Home https://server7.kproxy.com/servlet/redirect.srv/sruj/smyrwpoii/p2/ Technology https://server7.kproxy.com/servlet/redirect.srv/sruj/smyrwpoii/p2/ This transforming drone can be fired directly from a cannon

This transforming drone can be fired directly from a cannon

Drones are incredibly useful machines in the air, but getting them up and flying can be tricky, especially in a crowded, windy or emergency scenario, when speed is a factor. But a team of researchers at Caltech University and the NASA Jet Propulsion Laboratory have proposed an elegant and very fun solution: fire the cannon.

The creation of the engineers is called SQUID, abbreviated for rational investigation into the rapid deployment of a drone and looks more like one of these whistling Nerf balls. It is long (27 centimeters) long, weighs 1

8 ounces (530 grams) and has four spring rotor arms that engage in place less than one-tenth of a second after a drone is fired.

In order to get SQUID in the air, researchers launch it from a modified pneumatic baseball machine that gives it an initial speed of about 35 miles per hour. In a research article, the team noted that SQUID rotors start operating about 200 milliseconds after launch and that the quadcopter is "stable and hanging" in less than a second. It's fast.

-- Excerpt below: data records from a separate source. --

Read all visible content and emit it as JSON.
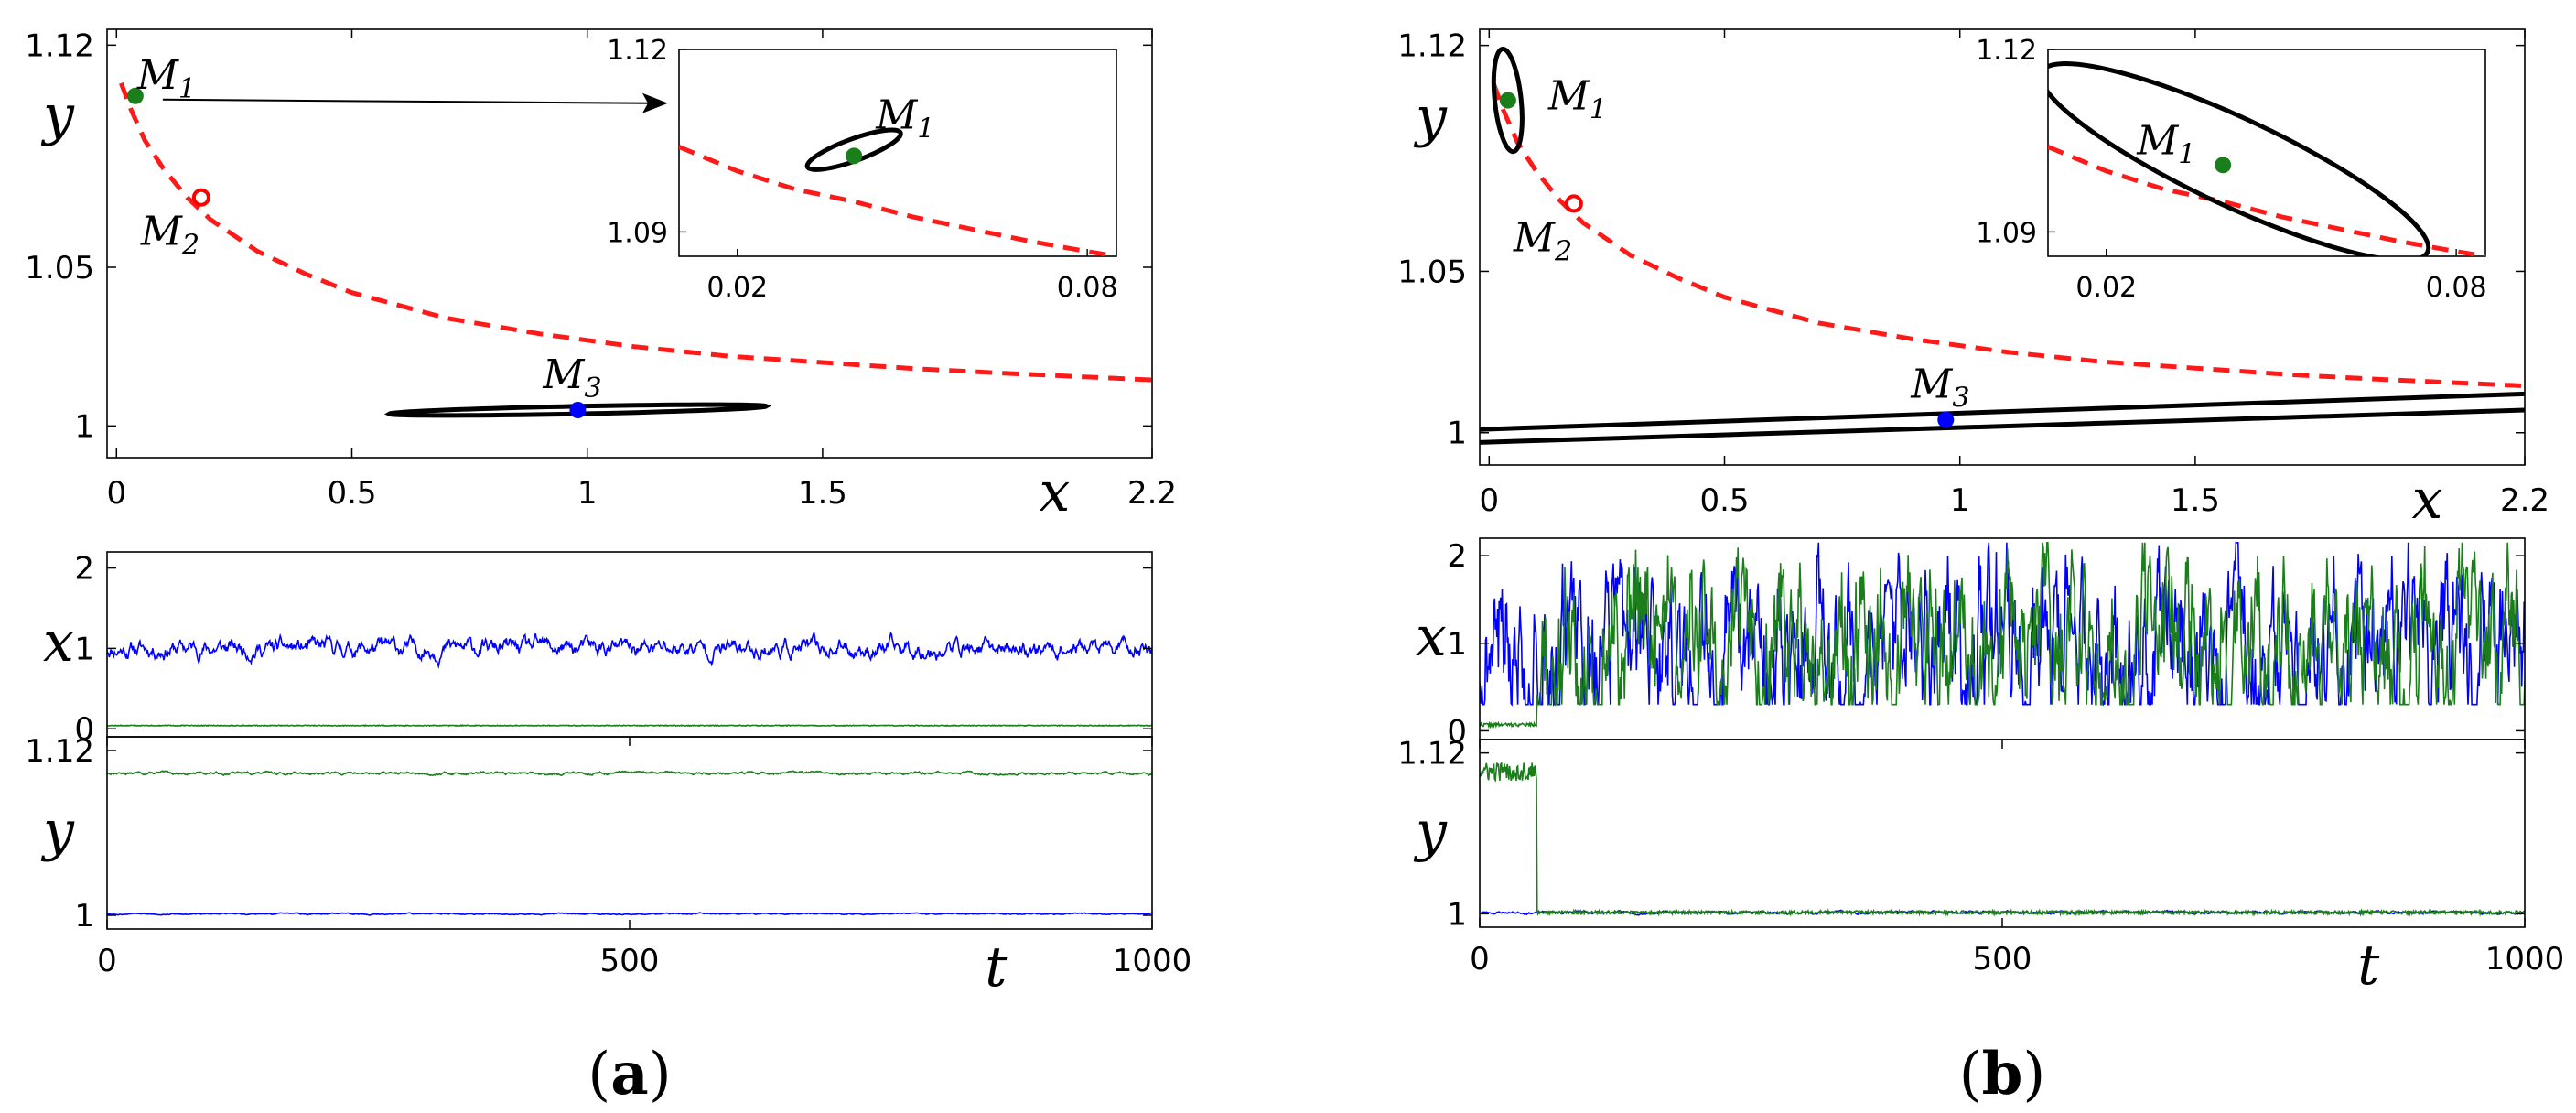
{
  "chart_data": [
    {
      "id": "a_phase",
      "panel": "a",
      "type": "line",
      "xlabel": "x",
      "ylabel": "y",
      "xlim": [
        -0.02,
        2.2
      ],
      "ylim": [
        0.99,
        1.125
      ],
      "xticks": [
        "0",
        "0.5",
        "1",
        "1.5",
        "2.2"
      ],
      "xtick_values": [
        0,
        0.5,
        1,
        1.5,
        2.2
      ],
      "yticks": [
        "1",
        "1.05",
        "1.12"
      ],
      "ytick_values": [
        1,
        1.05,
        1.12
      ],
      "slow_manifold": {
        "name": "manifold",
        "style": "red dashed",
        "x": [
          0.01,
          0.03,
          0.06,
          0.1,
          0.15,
          0.2,
          0.3,
          0.4,
          0.5,
          0.7,
          0.9,
          1.1,
          1.3,
          1.5,
          1.7,
          1.9,
          2.2
        ],
        "y": [
          1.108,
          1.1,
          1.09,
          1.081,
          1.072,
          1.065,
          1.055,
          1.048,
          1.042,
          1.034,
          1.029,
          1.025,
          1.022,
          1.02,
          1.018,
          1.0165,
          1.0145
        ]
      },
      "points": [
        {
          "name": "M",
          "sub": "1",
          "x": 0.04,
          "y": 1.104,
          "color": "#1a7f1a",
          "style": "filled"
        },
        {
          "name": "M",
          "sub": "2",
          "x": 0.18,
          "y": 1.072,
          "color": "#ff0000",
          "style": "open"
        },
        {
          "name": "M",
          "sub": "3",
          "x": 0.98,
          "y": 1.005,
          "color": "#0000ff",
          "style": "filled"
        }
      ],
      "ellipses": [
        {
          "around": "M3",
          "cx": 0.98,
          "cy": 1.005,
          "x_half_width": 0.4,
          "slope": 0.003,
          "y_half_height": 0.0012
        }
      ],
      "arrow": {
        "from_point": "M1",
        "to": "inset"
      },
      "inset": {
        "xlim": [
          0.01,
          0.085
        ],
        "ylim": [
          1.086,
          1.12
        ],
        "xticks": [
          "0.02",
          "0.08"
        ],
        "xtick_values": [
          0.02,
          0.08
        ],
        "yticks": [
          "1.09",
          "1.12"
        ],
        "ytick_values": [
          1.09,
          1.12
        ],
        "manifold_x": [
          0.01,
          0.02,
          0.03,
          0.04,
          0.05,
          0.06,
          0.07,
          0.08,
          0.085
        ],
        "manifold_y": [
          1.104,
          1.1,
          1.097,
          1.095,
          1.0925,
          1.0905,
          1.0885,
          1.0868,
          1.086
        ],
        "point": {
          "name": "M",
          "sub": "1",
          "x": 0.04,
          "y": 1.1025,
          "color": "#1a7f1a"
        },
        "ellipse": {
          "cx": 0.04,
          "cy": 1.1035,
          "rx": 0.0085,
          "ry": 0.0018,
          "slope": -0.18
        }
      }
    },
    {
      "id": "a_x_series",
      "panel": "a",
      "type": "line",
      "xlabel": "",
      "ylabel": "x",
      "xlim": [
        0,
        1000
      ],
      "ylim": [
        -0.1,
        2.2
      ],
      "yticks": [
        "0",
        "1",
        "2"
      ],
      "ytick_values": [
        0,
        1,
        2
      ],
      "series": [
        {
          "name": "blue",
          "color": "#0000ff",
          "mode": "noise",
          "mean": 1.0,
          "amp": 0.28,
          "seed": 11
        },
        {
          "name": "green",
          "color": "#1a7f1a",
          "mode": "flat",
          "mean": 0.04,
          "amp": 0.01,
          "seed": 12
        }
      ]
    },
    {
      "id": "a_y_series",
      "panel": "a",
      "type": "line",
      "xlabel": "t",
      "ylabel": "y",
      "xlim": [
        0,
        1000
      ],
      "ylim": [
        0.99,
        1.13
      ],
      "xticks": [
        "0",
        "500",
        "1000"
      ],
      "xtick_values": [
        0,
        500,
        1000
      ],
      "yticks": [
        "1",
        "1.12"
      ],
      "ytick_values": [
        1,
        1.12
      ],
      "series": [
        {
          "name": "green",
          "color": "#1a7f1a",
          "mode": "noise",
          "mean": 1.1035,
          "amp": 0.0025,
          "seed": 13
        },
        {
          "name": "blue",
          "color": "#0000ff",
          "mode": "noise",
          "mean": 1.001,
          "amp": 0.0012,
          "seed": 14
        }
      ]
    },
    {
      "id": "b_phase",
      "panel": "b",
      "type": "line",
      "xlabel": "x",
      "ylabel": "y",
      "xlim": [
        -0.02,
        2.2
      ],
      "ylim": [
        0.99,
        1.125
      ],
      "xticks": [
        "0",
        "0.5",
        "1",
        "1.5",
        "2.2"
      ],
      "xtick_values": [
        0,
        0.5,
        1,
        1.5,
        2.2
      ],
      "yticks": [
        "1",
        "1.05",
        "1.12"
      ],
      "ytick_values": [
        1,
        1.05,
        1.12
      ],
      "slow_manifold": {
        "name": "manifold",
        "style": "red dashed",
        "x": [
          0.01,
          0.03,
          0.06,
          0.1,
          0.15,
          0.2,
          0.3,
          0.4,
          0.5,
          0.7,
          0.9,
          1.1,
          1.3,
          1.5,
          1.7,
          1.9,
          2.2
        ],
        "y": [
          1.108,
          1.1,
          1.09,
          1.081,
          1.072,
          1.065,
          1.055,
          1.048,
          1.042,
          1.034,
          1.029,
          1.025,
          1.022,
          1.02,
          1.018,
          1.0165,
          1.0145
        ]
      },
      "points": [
        {
          "name": "M",
          "sub": "1",
          "x": 0.04,
          "y": 1.103,
          "color": "#1a7f1a",
          "style": "filled"
        },
        {
          "name": "M",
          "sub": "2",
          "x": 0.18,
          "y": 1.071,
          "color": "#ff0000",
          "style": "open"
        },
        {
          "name": "M",
          "sub": "3",
          "x": 0.97,
          "y": 1.004,
          "color": "#0000ff",
          "style": "filled"
        }
      ],
      "ellipses": [
        {
          "around": "M1",
          "cx": 0.04,
          "cy": 1.103,
          "rx_x": 0.028,
          "ry_y": 0.016
        },
        {
          "around": "M3",
          "band_x": [
            -0.02,
            2.2
          ],
          "band_top": [
            1.001,
            1.012
          ],
          "band_bottom": [
            0.997,
            1.007
          ]
        }
      ],
      "inset": {
        "xlim": [
          0.01,
          0.085
        ],
        "ylim": [
          1.086,
          1.12
        ],
        "xticks": [
          "0.02",
          "0.08"
        ],
        "xtick_values": [
          0.02,
          0.08
        ],
        "yticks": [
          "1.09",
          "1.12"
        ],
        "ytick_values": [
          1.09,
          1.12
        ],
        "manifold_x": [
          0.01,
          0.02,
          0.03,
          0.04,
          0.05,
          0.06,
          0.07,
          0.08,
          0.085
        ],
        "manifold_y": [
          1.104,
          1.1,
          1.097,
          1.095,
          1.0925,
          1.0905,
          1.0885,
          1.0868,
          1.086
        ],
        "point": {
          "name": "M",
          "sub": "1",
          "x": 0.04,
          "y": 1.101,
          "color": "#1a7f1a"
        },
        "ellipse": {
          "cx": 0.042,
          "cy": 1.1015,
          "rx": 0.0365,
          "ry": 0.0072,
          "slope": -0.22
        }
      }
    },
    {
      "id": "b_x_series",
      "panel": "b",
      "type": "line",
      "xlabel": "",
      "ylabel": "x",
      "xlim": [
        0,
        1000
      ],
      "ylim": [
        -0.1,
        2.2
      ],
      "yticks": [
        "0",
        "1",
        "2"
      ],
      "ytick_values": [
        0,
        1,
        2
      ],
      "series": [
        {
          "name": "blue",
          "color": "#0000ff",
          "mode": "wild",
          "mean": 0.95,
          "amp": 1.1,
          "seed": 21
        },
        {
          "name": "green",
          "color": "#1a7f1a",
          "mode": "switch",
          "t_switch": 55,
          "pre": 0.07,
          "mean": 1.0,
          "amp": 1.1,
          "seed": 22
        }
      ]
    },
    {
      "id": "b_y_series",
      "panel": "b",
      "type": "line",
      "xlabel": "t",
      "ylabel": "y",
      "xlim": [
        0,
        1000
      ],
      "ylim": [
        0.99,
        1.13
      ],
      "xticks": [
        "0",
        "500",
        "1000"
      ],
      "xtick_values": [
        0,
        500,
        1000
      ],
      "yticks": [
        "1",
        "1.12"
      ],
      "ytick_values": [
        1,
        1.12
      ],
      "series": [
        {
          "name": "blue",
          "color": "#0000ff",
          "mode": "noise",
          "mean": 1.001,
          "amp": 0.0025,
          "seed": 23
        },
        {
          "name": "green",
          "color": "#1a7f1a",
          "mode": "drop",
          "t_switch": 55,
          "pre": 1.106,
          "mean": 1.001,
          "amp": 0.0025,
          "seed": 24
        }
      ]
    }
  ],
  "panel_labels": {
    "a": "a",
    "b": "b"
  },
  "labels": {
    "x": "x",
    "y": "y",
    "t": "t",
    "M": "M"
  }
}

Ballistic launching of a drone is definitely faster than stopping it, but another great advantage of SQUID is its flexibility. Ballistic firing means that SQUID can be fired from moving objects, as researchers have shown, by firing it from the back of a pickup truck at 50 mph.

This startup script has any useful applications. Ambulances and troops can fire drones to inspect the area without stopping, for example. Ballistic drones can also be useful for space exploration, with "subsidiary rotorcraft" launched by airborne aircraft and airships. "Rotorcraft greatly expands the data collection of rovers and allows access to sites that a rover would find impassable," the researchers wrote.

CAD model of SQUID showing its ballistic configuration (left) and flying configuration (right).
Credit: Caltech / NASA JPL

As noted by the scope in IEEE Spectrum (where we spotted SQUID), this is not the first ballistic drone ever made. But earlier examples, such as this Raytheon LOCUST unit, used a fixed wing instead of many rotor structures that have greater range and stability but are less maneuverable and may be more difficult to fly.

The SQUID design looks like a winner, but its creators say they are now exploring larger prototypes and "mission-specific versions of Mars and Titan."